8-: From a portrait of the Reverend Father Redden, published in The Burra Record (Burra, South Australia) of Wednesday 11th July 1906:
The Rev Father Redden is an everyday gentleman, and while his duties as a church worker are many he finds time to associate with the young men of the town, and the high tone and mannerism of our footballers are due to him, for being popular amongst them they disregard everything unbecoming on the field, and the language used by those who sometimes get a “Dinnyhazer” is of such a character as can be repeated by anyone.

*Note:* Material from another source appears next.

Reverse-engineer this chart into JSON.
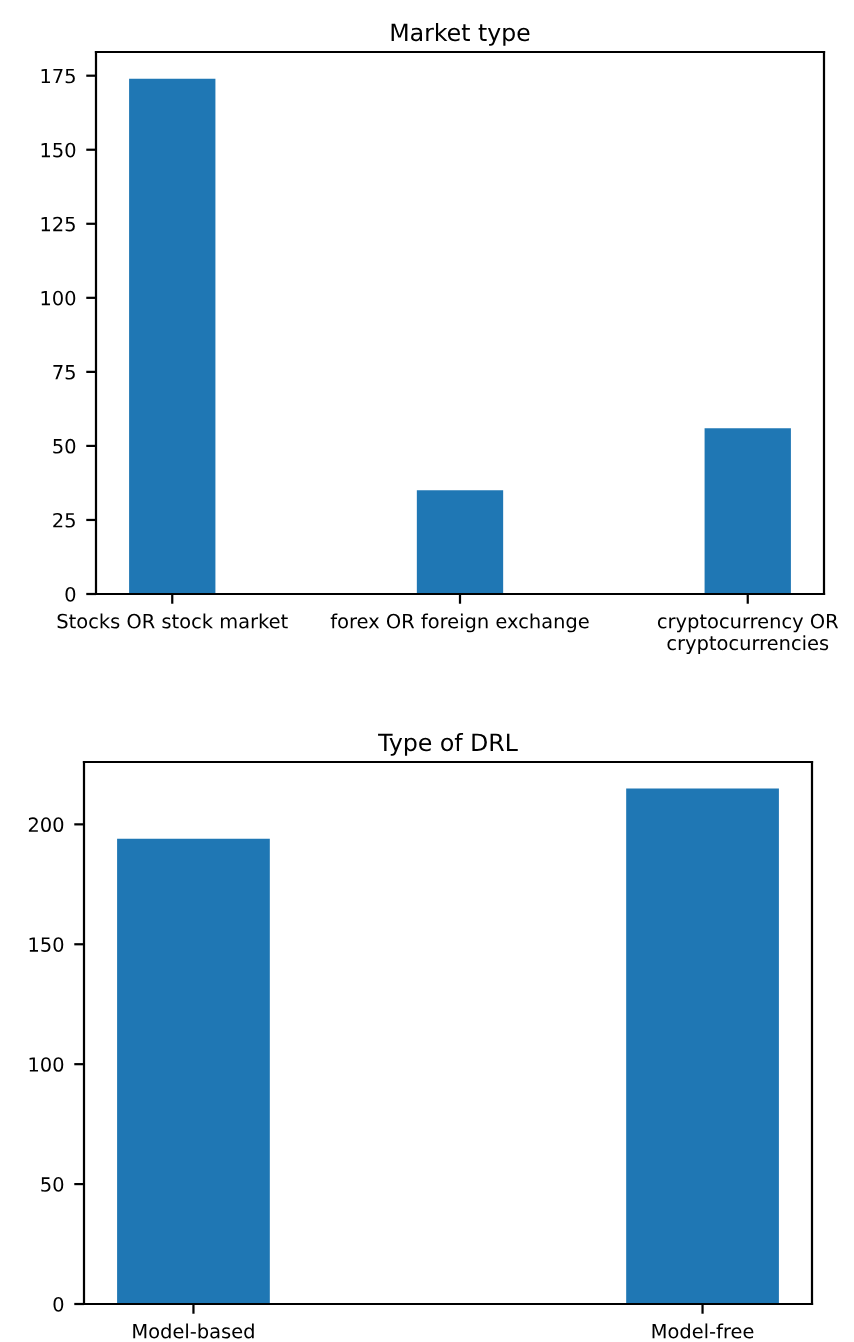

9-: From St. Patrick’s Day Celebration and the Ball, published in The Collie Miner (Collie, Western Australia) of Saturday 21st March 1908:
Mr. J. McAulay was driving a cart through the bush when he had an exciting snake adventure. He was picking up a piece of firewood when a number of small copper headed snakes made a dash for his green ribbon. As he was disposing of the infant reptiles the ma snake happened along, and a great commotion ensued. The maternal lady objected to such vandalism even on St Patrick’s day, and with a wild whirroo she made for John, who was compelled to give her what is known in the classics as a “dinnyhayser.” There is, therefore, one family of snakes less in the neighbourhood.